The New South Wales government has launched a new plan to set it on the path to becoming an industry leader in delivering affordable, safe, and secure social housing that improves quality of life for individuals and communities across the state.
NSW Land and Housing Corporation (LAHC) chief executive Mick Cassel said the organisation’s new 20-year portfolio strategy would allow it move from being an asset manager to becoming an owner and broker of social housing.
“The need for housing is great and government alone can’t fix the problem, which is why this strategy will help us work more productively, and more often, with industry, councils and CHPs [community housing providers] to deliver more new, fit-for-purpose social housing throughout NSW,” he said.
In 2020, LAHC’s portfolio included almost 126,000 social homes, around 1,500 crisis and transitional housing properties, and a range of community and commercial properties. However, many of the homes are very old, bigger than necessary, and are concentrated on social housing estates, according to the strategy.
“This has negative consequences for the people and families we house, their communities, and our costs,” it said.
Meanwhile, demand for social, crisis and transitional housing has continued to outstrip supply, and more than half of all tenants have been living in social housing for 10 years or more.

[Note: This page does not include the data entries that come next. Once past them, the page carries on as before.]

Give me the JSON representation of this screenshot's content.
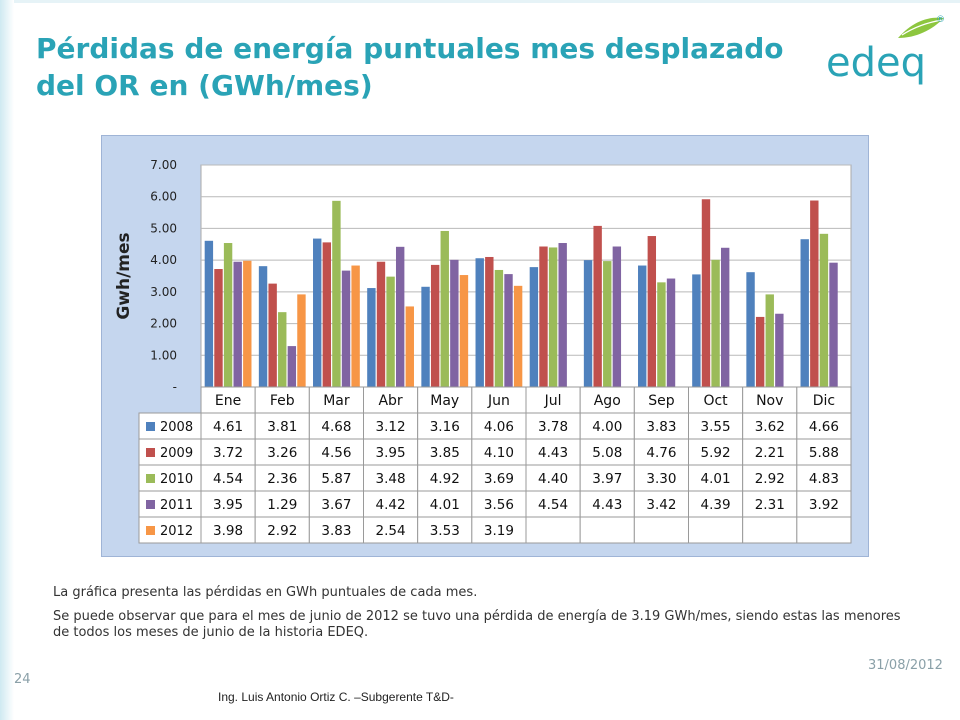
{
  "slide": {
    "title": "Pérdidas de energía puntuales mes desplazado del OR en  (GWh/mes)",
    "logo_text": "edeq",
    "logo_mark": "®",
    "description": [
      "La gráfica presenta las pérdidas en GWh puntuales de cada mes.",
      "Se puede observar que para el mes de junio de 2012 se tuvo una pérdida de energía de 3.19 GWh/mes, siendo estas las menores de todos los meses de junio de la historia EDEQ."
    ],
    "date": "31/08/2012",
    "page_number": "24",
    "author": "Ing. Luis Antonio Ortiz C. –Subgerente T&D-"
  },
  "colors": {
    "title": "#2aa3b6",
    "logo": "#2aa3b6",
    "leaf": "#8dc63f",
    "panel": "#c5d6ee",
    "plot": "#ffffff",
    "series": [
      "#4f81bd",
      "#c0504d",
      "#9bbb59",
      "#8064a2",
      "#f79646"
    ]
  },
  "chart_data": {
    "type": "bar",
    "title": "",
    "xlabel": "",
    "ylabel": "Gwh/mes",
    "ylim": [
      0,
      7
    ],
    "yticks": [
      "-",
      "1.00",
      "2.00",
      "3.00",
      "4.00",
      "5.00",
      "6.00",
      "7.00"
    ],
    "grid": true,
    "legend": "table-left",
    "categories": [
      "Ene",
      "Feb",
      "Mar",
      "Abr",
      "May",
      "Jun",
      "Jul",
      "Ago",
      "Sep",
      "Oct",
      "Nov",
      "Dic"
    ],
    "series": [
      {
        "name": "2008",
        "values": [
          4.61,
          3.81,
          4.68,
          3.12,
          3.16,
          4.06,
          3.78,
          4.0,
          3.83,
          3.55,
          3.62,
          4.66
        ]
      },
      {
        "name": "2009",
        "values": [
          3.72,
          3.26,
          4.56,
          3.95,
          3.85,
          4.1,
          4.43,
          5.08,
          4.76,
          5.92,
          2.21,
          5.88
        ]
      },
      {
        "name": "2010",
        "values": [
          4.54,
          2.36,
          5.87,
          3.48,
          4.92,
          3.69,
          4.4,
          3.97,
          3.3,
          4.01,
          2.92,
          4.83
        ]
      },
      {
        "name": "2011",
        "values": [
          3.95,
          1.29,
          3.67,
          4.42,
          4.01,
          3.56,
          4.54,
          4.43,
          3.42,
          4.39,
          2.31,
          3.92
        ]
      },
      {
        "name": "2012",
        "values": [
          3.98,
          2.92,
          3.83,
          2.54,
          3.53,
          3.19,
          null,
          null,
          null,
          null,
          null,
          null
        ]
      }
    ]
  }
}
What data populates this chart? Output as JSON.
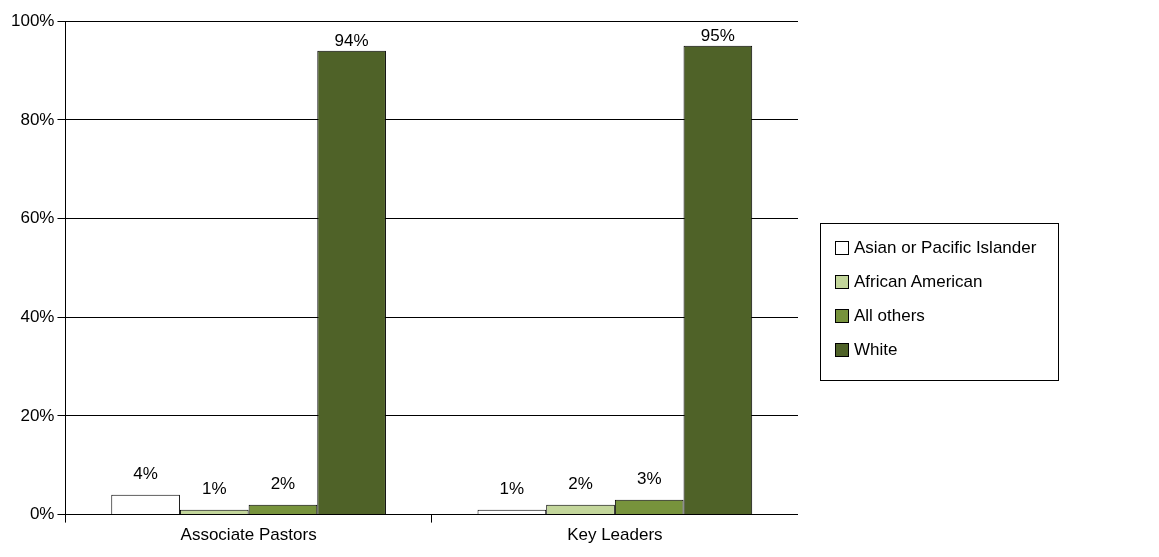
{
  "chart_data": {
    "type": "bar",
    "categories": [
      "Associate Pastors",
      "Key Leaders"
    ],
    "series": [
      {
        "name": "Asian or Pacific Islander",
        "color": "#ffffff",
        "values": [
          4,
          1
        ],
        "value_labels": [
          "4%",
          "1%"
        ]
      },
      {
        "name": "African American",
        "color": "#c3d69b",
        "values": [
          1,
          2
        ],
        "value_labels": [
          "1%",
          "2%"
        ]
      },
      {
        "name": "All others",
        "color": "#77933c",
        "values": [
          2,
          3
        ],
        "value_labels": [
          "2%",
          "3%"
        ]
      },
      {
        "name": "White",
        "color": "#4f6228",
        "values": [
          94,
          95
        ],
        "value_labels": [
          "94%",
          "95%"
        ]
      }
    ],
    "ylim": [
      0,
      100
    ],
    "yticks": [
      {
        "value": 0,
        "label": "0%"
      },
      {
        "value": 20,
        "label": "20%"
      },
      {
        "value": 40,
        "label": "40%"
      },
      {
        "value": 60,
        "label": "60%"
      },
      {
        "value": 80,
        "label": "80%"
      },
      {
        "value": 100,
        "label": "100%"
      }
    ],
    "grid": "y",
    "legend": "right"
  }
}
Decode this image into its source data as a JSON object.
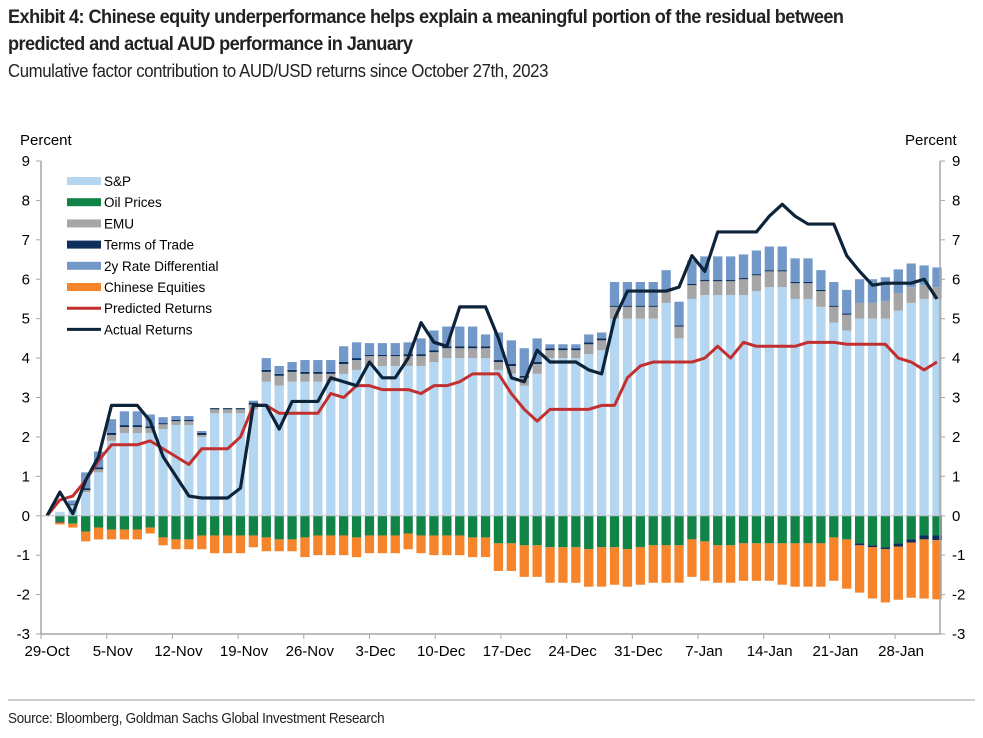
{
  "header": {
    "title": "Exhibit 4: Chinese equity underperformance helps explain a meaningful portion of the residual between predicted and actual AUD performance in January",
    "subtitle": "Cumulative factor contribution to AUD/USD returns since October 27th, 2023"
  },
  "footer": {
    "source": "Source: Bloomberg, Goldman Sachs Global Investment Research"
  },
  "colors": {
    "sp": "#b4d6f1",
    "oil": "#0f8446",
    "emu": "#a6a6a6",
    "tot": "#0d2d5a",
    "rate2y": "#7298c9",
    "china": "#f5842a",
    "predicted": "#c1302f",
    "actual": "#0c2339",
    "axis": "#a6a6a6"
  },
  "chart_data": {
    "type": "bar",
    "stacked": true,
    "title": "Cumulative factor contribution to AUD/USD returns since October 27th, 2023",
    "ylabel_left": "Percent",
    "ylabel_right": "Percent",
    "ylim": [
      -3,
      9
    ],
    "yticks": [
      -3,
      -2,
      -1,
      0,
      1,
      2,
      3,
      4,
      5,
      6,
      7,
      8,
      9
    ],
    "xtick_labels": [
      "29-Oct",
      "5-Nov",
      "12-Nov",
      "19-Nov",
      "26-Nov",
      "3-Dec",
      "10-Dec",
      "17-Dec",
      "24-Dec",
      "31-Dec",
      "7-Jan",
      "14-Jan",
      "21-Jan",
      "28-Jan"
    ],
    "grid": false,
    "legend_position": "top-left",
    "legend": [
      "S&P",
      "Oil Prices",
      "EMU",
      "Terms of Trade",
      "2y Rate Differential",
      "Chinese Equities",
      "Predicted Returns",
      "Actual Returns"
    ],
    "n_points": 70,
    "series": [
      {
        "name": "S&P",
        "kind": "bar",
        "values": [
          0,
          0.1,
          0.25,
          0.6,
          1.1,
          1.9,
          2.1,
          2.1,
          2.1,
          2.2,
          2.3,
          2.3,
          2.0,
          2.6,
          2.6,
          2.6,
          2.7,
          3.4,
          3.3,
          3.4,
          3.4,
          3.4,
          3.4,
          3.6,
          3.7,
          3.8,
          3.8,
          3.8,
          3.8,
          3.8,
          3.9,
          4.0,
          4.0,
          4.0,
          4.0,
          3.7,
          3.6,
          3.3,
          3.6,
          4.0,
          4.0,
          4.0,
          4.1,
          4.2,
          5.0,
          5.0,
          5.0,
          5.0,
          5.4,
          4.5,
          5.5,
          5.6,
          5.6,
          5.6,
          5.6,
          5.7,
          5.8,
          5.8,
          5.5,
          5.5,
          5.3,
          4.9,
          4.7,
          5.0,
          5.0,
          5.0,
          5.2,
          5.4,
          5.5,
          5.5
        ]
      },
      {
        "name": "Oil Prices",
        "kind": "bar",
        "values": [
          0,
          -0.15,
          -0.2,
          -0.4,
          -0.3,
          -0.35,
          -0.35,
          -0.35,
          -0.3,
          -0.55,
          -0.6,
          -0.6,
          -0.5,
          -0.5,
          -0.5,
          -0.5,
          -0.5,
          -0.55,
          -0.6,
          -0.6,
          -0.55,
          -0.5,
          -0.5,
          -0.5,
          -0.55,
          -0.5,
          -0.5,
          -0.5,
          -0.45,
          -0.5,
          -0.5,
          -0.5,
          -0.5,
          -0.55,
          -0.55,
          -0.7,
          -0.7,
          -0.75,
          -0.75,
          -0.8,
          -0.8,
          -0.8,
          -0.85,
          -0.8,
          -0.8,
          -0.85,
          -0.8,
          -0.75,
          -0.75,
          -0.75,
          -0.6,
          -0.65,
          -0.75,
          -0.75,
          -0.7,
          -0.7,
          -0.7,
          -0.7,
          -0.7,
          -0.7,
          -0.7,
          -0.55,
          -0.6,
          -0.7,
          -0.75,
          -0.8,
          -0.7,
          -0.6,
          -0.5,
          -0.5
        ]
      },
      {
        "name": "EMU",
        "kind": "bar",
        "values": [
          0,
          0,
          0.02,
          0.05,
          0.08,
          0.15,
          0.15,
          0.15,
          0.12,
          0.12,
          0.1,
          0.1,
          0.05,
          0.1,
          0.1,
          0.1,
          0.12,
          0.25,
          0.25,
          0.25,
          0.2,
          0.2,
          0.2,
          0.25,
          0.25,
          0.25,
          0.25,
          0.25,
          0.25,
          0.25,
          0.25,
          0.25,
          0.25,
          0.25,
          0.25,
          0.2,
          0.2,
          0.2,
          0.25,
          0.2,
          0.2,
          0.2,
          0.25,
          0.25,
          0.3,
          0.3,
          0.3,
          0.3,
          0.3,
          0.3,
          0.35,
          0.35,
          0.35,
          0.35,
          0.4,
          0.4,
          0.4,
          0.4,
          0.4,
          0.4,
          0.4,
          0.4,
          0.4,
          0.4,
          0.4,
          0.45,
          0.45,
          0.4,
          0.35,
          0.3
        ]
      },
      {
        "name": "Terms of Trade",
        "kind": "bar",
        "values": [
          0,
          -0.02,
          0.02,
          0.05,
          0.05,
          0.05,
          0.05,
          0.05,
          0.05,
          0.03,
          0.03,
          0.03,
          0.05,
          0.03,
          0.03,
          0.03,
          0.05,
          0.05,
          0.05,
          0.05,
          0.05,
          0.05,
          0.05,
          0.05,
          0.05,
          0.03,
          0.03,
          0.03,
          0.05,
          0.05,
          0.05,
          0.05,
          0.05,
          0.05,
          0.05,
          0.05,
          0.05,
          0.05,
          0.05,
          0.05,
          0.05,
          0.05,
          0.05,
          0.05,
          0.03,
          0.03,
          0.03,
          0.03,
          0.03,
          0.03,
          0.03,
          0.03,
          0.03,
          0.03,
          0.03,
          0.03,
          0.03,
          0.03,
          0.03,
          0.03,
          0.03,
          0.03,
          0.03,
          -0.05,
          -0.05,
          -0.05,
          -0.08,
          -0.08,
          -0.1,
          -0.12
        ]
      },
      {
        "name": "2y Rate Differential",
        "kind": "bar",
        "values": [
          0,
          0,
          0.1,
          0.4,
          0.4,
          0.35,
          0.35,
          0.35,
          0.3,
          0.15,
          0.1,
          0.1,
          0.05,
          0.0,
          0.0,
          0.0,
          0.05,
          0.3,
          0.2,
          0.2,
          0.3,
          0.3,
          0.3,
          0.4,
          0.4,
          0.3,
          0.3,
          0.3,
          0.3,
          0.4,
          0.5,
          0.5,
          0.5,
          0.5,
          0.3,
          0.7,
          0.6,
          0.7,
          0.6,
          0.1,
          0.1,
          0.1,
          0.2,
          0.15,
          0.6,
          0.6,
          0.6,
          0.6,
          0.5,
          0.6,
          0.6,
          0.6,
          0.6,
          0.6,
          0.6,
          0.6,
          0.6,
          0.6,
          0.6,
          0.6,
          0.5,
          0.6,
          0.6,
          0.6,
          0.6,
          0.6,
          0.6,
          0.6,
          0.5,
          0.5
        ]
      },
      {
        "name": "Chinese Equities",
        "kind": "bar",
        "values": [
          0,
          -0.05,
          -0.1,
          -0.25,
          -0.3,
          -0.25,
          -0.25,
          -0.25,
          -0.15,
          -0.2,
          -0.25,
          -0.25,
          -0.35,
          -0.45,
          -0.45,
          -0.45,
          -0.3,
          -0.35,
          -0.3,
          -0.3,
          -0.5,
          -0.5,
          -0.5,
          -0.5,
          -0.5,
          -0.45,
          -0.45,
          -0.45,
          -0.4,
          -0.45,
          -0.5,
          -0.5,
          -0.5,
          -0.5,
          -0.5,
          -0.7,
          -0.7,
          -0.8,
          -0.8,
          -0.9,
          -0.9,
          -0.9,
          -0.95,
          -1.0,
          -0.95,
          -0.95,
          -0.95,
          -0.95,
          -0.95,
          -0.95,
          -0.95,
          -1.0,
          -0.95,
          -0.95,
          -0.95,
          -0.95,
          -0.95,
          -1.05,
          -1.1,
          -1.1,
          -1.1,
          -1.1,
          -1.25,
          -1.2,
          -1.3,
          -1.35,
          -1.35,
          -1.4,
          -1.5,
          -1.5
        ]
      },
      {
        "name": "Predicted Returns",
        "kind": "line",
        "values": [
          0,
          0.4,
          0.5,
          0.9,
          1.4,
          1.8,
          1.8,
          1.8,
          1.9,
          1.7,
          1.5,
          1.3,
          1.7,
          1.7,
          1.7,
          2.0,
          2.8,
          2.8,
          2.6,
          2.6,
          2.6,
          2.6,
          3.1,
          3.0,
          3.3,
          3.3,
          3.2,
          3.2,
          3.2,
          3.1,
          3.3,
          3.3,
          3.4,
          3.6,
          3.6,
          3.6,
          3.1,
          2.7,
          2.4,
          2.7,
          2.7,
          2.7,
          2.7,
          2.8,
          2.8,
          3.5,
          3.8,
          3.9,
          3.9,
          3.9,
          3.9,
          4.0,
          4.3,
          4.0,
          4.4,
          4.3,
          4.3,
          4.3,
          4.3,
          4.4,
          4.4,
          4.4,
          4.35,
          4.35,
          4.35,
          4.35,
          4.0,
          3.9,
          3.7,
          3.9
        ]
      },
      {
        "name": "Actual Returns",
        "kind": "line",
        "values": [
          0,
          0.6,
          0.05,
          0.9,
          1.5,
          2.8,
          2.8,
          2.8,
          2.4,
          1.5,
          1.0,
          0.5,
          0.45,
          0.45,
          0.45,
          0.7,
          2.8,
          2.8,
          2.2,
          2.9,
          2.9,
          2.9,
          3.5,
          3.4,
          3.3,
          3.9,
          3.5,
          3.5,
          4.0,
          4.9,
          4.4,
          4.3,
          5.3,
          5.3,
          5.3,
          4.5,
          3.5,
          3.4,
          4.2,
          3.9,
          3.9,
          3.9,
          3.7,
          3.6,
          5.0,
          5.7,
          5.7,
          5.7,
          5.7,
          5.8,
          6.6,
          6.2,
          7.2,
          7.2,
          7.2,
          7.2,
          7.6,
          7.9,
          7.6,
          7.4,
          7.4,
          7.4,
          6.6,
          6.2,
          5.85,
          5.9,
          5.9,
          5.9,
          6.0,
          5.5
        ]
      }
    ]
  }
}
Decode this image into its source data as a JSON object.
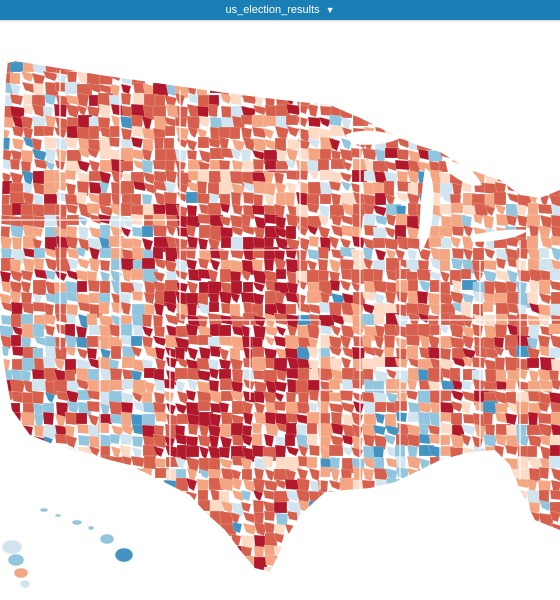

The new strategy sets out LAHC’s 20-year vision to grow and change its portfolio to one with more smaller, well-designed, accessible, sustainable and affordable homes. It aims to help the agency deliver on the government’s Future Directions for Social Housing plan, and outlines four focus areas: funding, flexibility, partnership, and decisions.
Under the strategy, LAHC will:
- Develop a funded 10-year housing target and a pipeline of new homes,
- Generate alternate funding to accelerate new social housing by increasing LAHC’s broker role in developing new homes and developing new financing partnerships,
- Improve the flexibility of its portfolio so it better meets demand and is easier to manage,
- Work with industry stakeholders more often to deliver cost-effective and efficient homes while generating more jobs and opportunities,
- Partner with the Aboriginal Housing Office and the community housing sector more to collectively meet housing demand,
- Improve decision making by using local area strategies and portfolio analysis to inform decisions and in assessing the impacts of decisions on portfolio value.
Last month the state government announced it would invest $812 million into building and upgrading thousands of social and affordable housing as part the 2020-21 NSW budget.